Die randalierende Menge setzte am Samstag Möbel, Rikshas, Fahrräder und Motorräder in Brand. Ein AFP-Reporter berichtete von dichten Rauchwolken über dem Wohngebiet mit vorwiegend bescheidenen Zwei-Zimmer-Häusern. Die Polizei vertrieb die Randalierer mit Schlagstöcken. Bei den Auseinandersetzungen wurden 20 Polizisten leicht verletzt, Todesopfer gab es keine.

Beamte zu nachlässig

Ein Sprecher der Provinzregierung von Punjab sagte dem Fernsehsender Geo, die Täter würden vor Anti-Terror-Gerichte gestellt. Eine Sprecherin der Polizei von Punjab erklärte, nach den Ausschreitungen seien vier ranghohe Beamte wegen Nachlässigkeit und der Unfähigkeit, den Mob in Schach zu halten, ihrer Ämter enthoben worden.

Zahlreiche Menschen, die wegen der Brandstiftungen ihre Häuser verloren, verbrachten die Nacht auf Sonntag in notdürftig errichteten Zelten. Am Sonntag protestierten sie vor den Ruinen ihrer Häuser. Nach Angaben der Provinzregierung von Punjab erhält jede betroffene Familie umgerechnet rund 1500 Euro Entschädigung, zudem sagten die Behörden zu, für die Reparaturarbeiten der Häuser aufzukommen.

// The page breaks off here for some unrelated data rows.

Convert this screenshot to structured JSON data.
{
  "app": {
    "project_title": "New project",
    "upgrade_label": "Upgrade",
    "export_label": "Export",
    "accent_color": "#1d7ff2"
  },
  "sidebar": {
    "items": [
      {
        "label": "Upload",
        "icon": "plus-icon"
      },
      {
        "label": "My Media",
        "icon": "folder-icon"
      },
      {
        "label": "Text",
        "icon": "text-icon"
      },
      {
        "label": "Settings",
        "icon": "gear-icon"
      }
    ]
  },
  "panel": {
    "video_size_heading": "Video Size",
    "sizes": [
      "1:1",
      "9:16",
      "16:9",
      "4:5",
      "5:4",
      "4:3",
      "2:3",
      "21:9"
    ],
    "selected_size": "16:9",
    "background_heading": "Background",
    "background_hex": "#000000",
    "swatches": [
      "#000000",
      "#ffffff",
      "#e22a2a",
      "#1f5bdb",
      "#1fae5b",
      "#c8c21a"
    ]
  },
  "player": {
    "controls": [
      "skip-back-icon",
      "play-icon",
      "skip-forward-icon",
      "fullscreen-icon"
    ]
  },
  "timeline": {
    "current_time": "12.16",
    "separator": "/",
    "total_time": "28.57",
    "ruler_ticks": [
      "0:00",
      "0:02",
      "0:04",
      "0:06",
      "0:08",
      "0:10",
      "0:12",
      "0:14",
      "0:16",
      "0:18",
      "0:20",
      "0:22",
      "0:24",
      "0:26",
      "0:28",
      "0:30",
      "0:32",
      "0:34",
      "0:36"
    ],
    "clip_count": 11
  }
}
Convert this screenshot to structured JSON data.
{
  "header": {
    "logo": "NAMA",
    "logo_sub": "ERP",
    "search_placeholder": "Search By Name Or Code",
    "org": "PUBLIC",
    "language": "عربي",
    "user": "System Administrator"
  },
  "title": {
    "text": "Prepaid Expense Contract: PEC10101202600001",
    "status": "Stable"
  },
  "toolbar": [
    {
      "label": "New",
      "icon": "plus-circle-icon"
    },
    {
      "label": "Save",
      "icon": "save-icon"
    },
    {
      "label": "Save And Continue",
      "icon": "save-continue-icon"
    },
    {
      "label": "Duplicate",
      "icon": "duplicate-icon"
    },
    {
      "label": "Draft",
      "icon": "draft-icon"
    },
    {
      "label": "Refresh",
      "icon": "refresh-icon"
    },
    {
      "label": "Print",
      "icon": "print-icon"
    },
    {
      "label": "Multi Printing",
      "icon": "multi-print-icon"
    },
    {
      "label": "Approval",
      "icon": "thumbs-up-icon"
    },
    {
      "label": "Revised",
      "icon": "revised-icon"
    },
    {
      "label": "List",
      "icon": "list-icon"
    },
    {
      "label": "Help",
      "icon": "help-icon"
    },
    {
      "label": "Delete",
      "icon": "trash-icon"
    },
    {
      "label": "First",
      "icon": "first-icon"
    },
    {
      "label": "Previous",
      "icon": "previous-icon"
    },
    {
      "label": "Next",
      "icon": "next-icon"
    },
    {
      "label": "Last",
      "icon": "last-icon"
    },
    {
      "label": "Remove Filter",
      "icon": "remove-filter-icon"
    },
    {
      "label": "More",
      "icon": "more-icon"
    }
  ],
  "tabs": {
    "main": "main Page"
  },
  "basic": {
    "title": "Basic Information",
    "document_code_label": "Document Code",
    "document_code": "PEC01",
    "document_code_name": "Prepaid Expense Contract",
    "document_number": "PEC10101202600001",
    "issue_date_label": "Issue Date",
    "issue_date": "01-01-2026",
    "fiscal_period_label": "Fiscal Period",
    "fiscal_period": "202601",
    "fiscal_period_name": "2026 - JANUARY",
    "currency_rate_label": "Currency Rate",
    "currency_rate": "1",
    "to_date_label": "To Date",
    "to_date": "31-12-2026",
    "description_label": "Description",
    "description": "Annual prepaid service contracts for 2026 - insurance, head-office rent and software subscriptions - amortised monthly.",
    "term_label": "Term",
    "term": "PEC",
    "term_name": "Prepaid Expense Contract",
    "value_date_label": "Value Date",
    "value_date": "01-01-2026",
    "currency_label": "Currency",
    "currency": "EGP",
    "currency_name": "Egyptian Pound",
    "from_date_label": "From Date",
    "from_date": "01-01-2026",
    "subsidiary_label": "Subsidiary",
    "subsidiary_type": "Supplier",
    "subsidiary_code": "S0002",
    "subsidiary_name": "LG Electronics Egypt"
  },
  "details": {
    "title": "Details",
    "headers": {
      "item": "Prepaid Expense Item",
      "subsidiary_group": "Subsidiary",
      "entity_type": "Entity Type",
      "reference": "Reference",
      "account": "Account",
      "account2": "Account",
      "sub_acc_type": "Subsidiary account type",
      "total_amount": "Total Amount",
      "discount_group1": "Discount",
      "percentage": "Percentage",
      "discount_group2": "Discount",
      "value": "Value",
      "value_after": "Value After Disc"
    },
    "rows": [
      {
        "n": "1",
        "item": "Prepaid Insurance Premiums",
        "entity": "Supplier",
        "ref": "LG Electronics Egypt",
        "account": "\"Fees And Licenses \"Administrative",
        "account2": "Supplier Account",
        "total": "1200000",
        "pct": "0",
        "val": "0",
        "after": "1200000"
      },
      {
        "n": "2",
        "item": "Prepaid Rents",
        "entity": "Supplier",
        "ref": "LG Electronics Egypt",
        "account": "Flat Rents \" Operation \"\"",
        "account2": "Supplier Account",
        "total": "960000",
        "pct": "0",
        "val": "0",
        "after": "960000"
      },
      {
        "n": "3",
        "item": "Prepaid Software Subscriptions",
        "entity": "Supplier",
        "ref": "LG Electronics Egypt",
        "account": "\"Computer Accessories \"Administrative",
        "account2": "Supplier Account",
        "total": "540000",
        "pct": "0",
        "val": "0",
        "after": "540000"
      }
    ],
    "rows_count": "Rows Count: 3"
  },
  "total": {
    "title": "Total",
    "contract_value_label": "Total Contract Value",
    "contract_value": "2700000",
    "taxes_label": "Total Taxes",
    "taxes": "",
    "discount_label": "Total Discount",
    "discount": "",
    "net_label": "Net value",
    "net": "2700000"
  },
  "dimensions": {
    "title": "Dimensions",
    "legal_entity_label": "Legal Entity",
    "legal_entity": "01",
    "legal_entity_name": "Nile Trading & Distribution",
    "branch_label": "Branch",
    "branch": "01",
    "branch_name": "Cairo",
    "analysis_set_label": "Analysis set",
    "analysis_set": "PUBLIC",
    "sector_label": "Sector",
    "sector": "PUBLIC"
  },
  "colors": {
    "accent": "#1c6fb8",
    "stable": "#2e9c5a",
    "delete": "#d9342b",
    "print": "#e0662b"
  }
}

Strikte Blasphemie-Gesetze oft missbraucht

Berichte über Beleidigungen des Propheten führen in Pakistan immer wieder zu gewalttätigen Auseinandersetzungen - unabhängig von ihrem Wahrheitsgehalt. Menschenrechtsaktivisten beklagen, dass die strikten Blasphemie-Gesetze oft dazu missbraucht würden, persönliche Streitigkeiten auszutragen. Auf Beleidigungen des Propheten Mohammed steht in Pakistan die Todesstrafe.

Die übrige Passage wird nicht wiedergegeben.